Thailand needs to apply the same foreigner rule to academy teams as the senior set up so that the filtering process of talent is more based in a player’s country. If a club brings someone over who has no chance of a career in the game, they have used up a valuable space. Once an academy player has been selected and brought over, he should be given a two year contract to settle, learn Thai and show his abilities rather than being sent home in short order if the potential for stardom is not spotted immediately. The English FA foreign player rule ensures that a “home grown” player may be foreign, but they will have received plenty of support and an education that gives them other options in the future:

“irrespective of nationality or age, {they} have been affiliated to the FA or Welsh FA for a period of three seasons or 36 months prior to {their} 21st birthday”

In England, a Tier 5 (from teams that must play in the FA Vase rather than the FA Cup) player doesn’t need to show English skills, but they can only move up to Tier 2 once they have passed an English language test. If, after 12 months, he can’t meet the English requirement, he must return home and reapply for Tier 5. So there is a clear process rewarding players for getting the skills needed to assimilate more easily into the country.

We are all economic migrants, moving to where the work is, protected by labour law and embassies, able to get visas that protect our interests and supported by employers. Unfortunately, the safety net of protection and legislation is enjoyed by an articulate minority whilst the voiceless majority have only the choice between a rock and a hard place. Many of us have the added support of a union. The Professional Footballers’ Association (PFA) is a trade union with 4,000 members that has a long history of staunchly supporting the rights of players. As well as helping injured and former players gain training and employment, they collectively bargain agreements to ensure the best deals for the often forgotten players in lower leagues who undertake potentially short careers earning less than the average wage.

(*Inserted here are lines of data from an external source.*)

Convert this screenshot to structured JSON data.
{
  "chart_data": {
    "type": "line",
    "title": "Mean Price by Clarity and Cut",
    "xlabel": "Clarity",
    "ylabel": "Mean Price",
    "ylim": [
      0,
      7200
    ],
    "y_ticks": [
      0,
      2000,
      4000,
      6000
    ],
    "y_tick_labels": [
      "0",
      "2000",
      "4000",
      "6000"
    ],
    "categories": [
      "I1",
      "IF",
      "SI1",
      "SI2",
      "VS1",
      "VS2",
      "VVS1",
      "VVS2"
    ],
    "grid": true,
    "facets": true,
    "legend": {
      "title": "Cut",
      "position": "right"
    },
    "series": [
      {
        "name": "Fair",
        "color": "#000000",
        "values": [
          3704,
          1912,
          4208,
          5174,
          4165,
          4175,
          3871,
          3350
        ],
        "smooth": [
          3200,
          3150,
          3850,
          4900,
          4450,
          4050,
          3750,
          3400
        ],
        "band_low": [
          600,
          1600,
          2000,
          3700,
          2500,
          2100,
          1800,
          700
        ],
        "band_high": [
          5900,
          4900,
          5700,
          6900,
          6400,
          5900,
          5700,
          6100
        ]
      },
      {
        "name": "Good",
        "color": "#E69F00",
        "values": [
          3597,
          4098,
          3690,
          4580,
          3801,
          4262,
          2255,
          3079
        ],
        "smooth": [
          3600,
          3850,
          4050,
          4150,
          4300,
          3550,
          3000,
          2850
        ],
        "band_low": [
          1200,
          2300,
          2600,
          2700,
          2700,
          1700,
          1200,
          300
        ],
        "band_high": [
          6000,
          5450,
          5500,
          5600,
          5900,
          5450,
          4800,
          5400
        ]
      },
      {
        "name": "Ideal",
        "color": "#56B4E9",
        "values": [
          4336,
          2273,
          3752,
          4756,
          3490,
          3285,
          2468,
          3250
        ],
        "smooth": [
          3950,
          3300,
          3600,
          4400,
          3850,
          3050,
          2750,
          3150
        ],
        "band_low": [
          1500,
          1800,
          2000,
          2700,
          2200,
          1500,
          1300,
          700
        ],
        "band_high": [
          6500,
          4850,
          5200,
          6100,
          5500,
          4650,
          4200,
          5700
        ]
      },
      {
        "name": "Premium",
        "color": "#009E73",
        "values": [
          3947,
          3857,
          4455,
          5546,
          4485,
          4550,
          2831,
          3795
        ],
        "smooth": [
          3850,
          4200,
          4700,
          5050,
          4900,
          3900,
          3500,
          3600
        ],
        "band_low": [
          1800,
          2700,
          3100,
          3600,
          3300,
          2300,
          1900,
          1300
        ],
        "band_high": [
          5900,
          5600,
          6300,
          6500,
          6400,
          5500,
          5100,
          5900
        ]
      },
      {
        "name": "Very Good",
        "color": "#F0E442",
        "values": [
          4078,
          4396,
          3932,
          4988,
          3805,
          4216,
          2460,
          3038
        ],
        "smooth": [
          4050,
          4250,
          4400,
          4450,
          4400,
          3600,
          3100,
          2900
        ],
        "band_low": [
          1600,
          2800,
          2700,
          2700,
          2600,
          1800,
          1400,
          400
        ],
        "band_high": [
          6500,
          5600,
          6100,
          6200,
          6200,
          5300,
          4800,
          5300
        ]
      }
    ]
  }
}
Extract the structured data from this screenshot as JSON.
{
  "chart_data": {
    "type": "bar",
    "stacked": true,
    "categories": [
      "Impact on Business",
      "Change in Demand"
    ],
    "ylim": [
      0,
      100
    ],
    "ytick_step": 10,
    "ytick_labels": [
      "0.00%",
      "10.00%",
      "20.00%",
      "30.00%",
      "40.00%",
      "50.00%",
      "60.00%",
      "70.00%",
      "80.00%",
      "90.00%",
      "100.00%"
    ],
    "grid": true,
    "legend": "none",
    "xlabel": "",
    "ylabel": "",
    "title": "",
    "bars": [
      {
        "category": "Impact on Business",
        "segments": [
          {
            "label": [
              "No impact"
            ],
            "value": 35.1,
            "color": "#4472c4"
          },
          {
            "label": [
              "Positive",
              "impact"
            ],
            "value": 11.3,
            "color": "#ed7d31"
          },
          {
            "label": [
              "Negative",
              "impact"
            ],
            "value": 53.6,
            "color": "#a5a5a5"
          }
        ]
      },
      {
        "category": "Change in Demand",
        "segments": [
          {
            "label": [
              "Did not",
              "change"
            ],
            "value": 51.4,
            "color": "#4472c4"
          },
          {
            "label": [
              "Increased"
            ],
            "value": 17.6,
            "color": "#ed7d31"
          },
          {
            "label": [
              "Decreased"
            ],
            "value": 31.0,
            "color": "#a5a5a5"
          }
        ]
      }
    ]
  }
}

The glamour of football is a heady brew. In Thailand the top players are famous and command salaries even higher than leagues like Australia and Singapore. But below this glamorous, glossy surface are players hungry for a chance. The African regional league player sleeping outside the team hotel when Muang Thong travelled to Buriram last season was, as a father, the saddest sight to see. There has to be a better way to help the talented foreigners succeed, but also stop the dreamer sleepwalking into a situation that becomes a nightmare.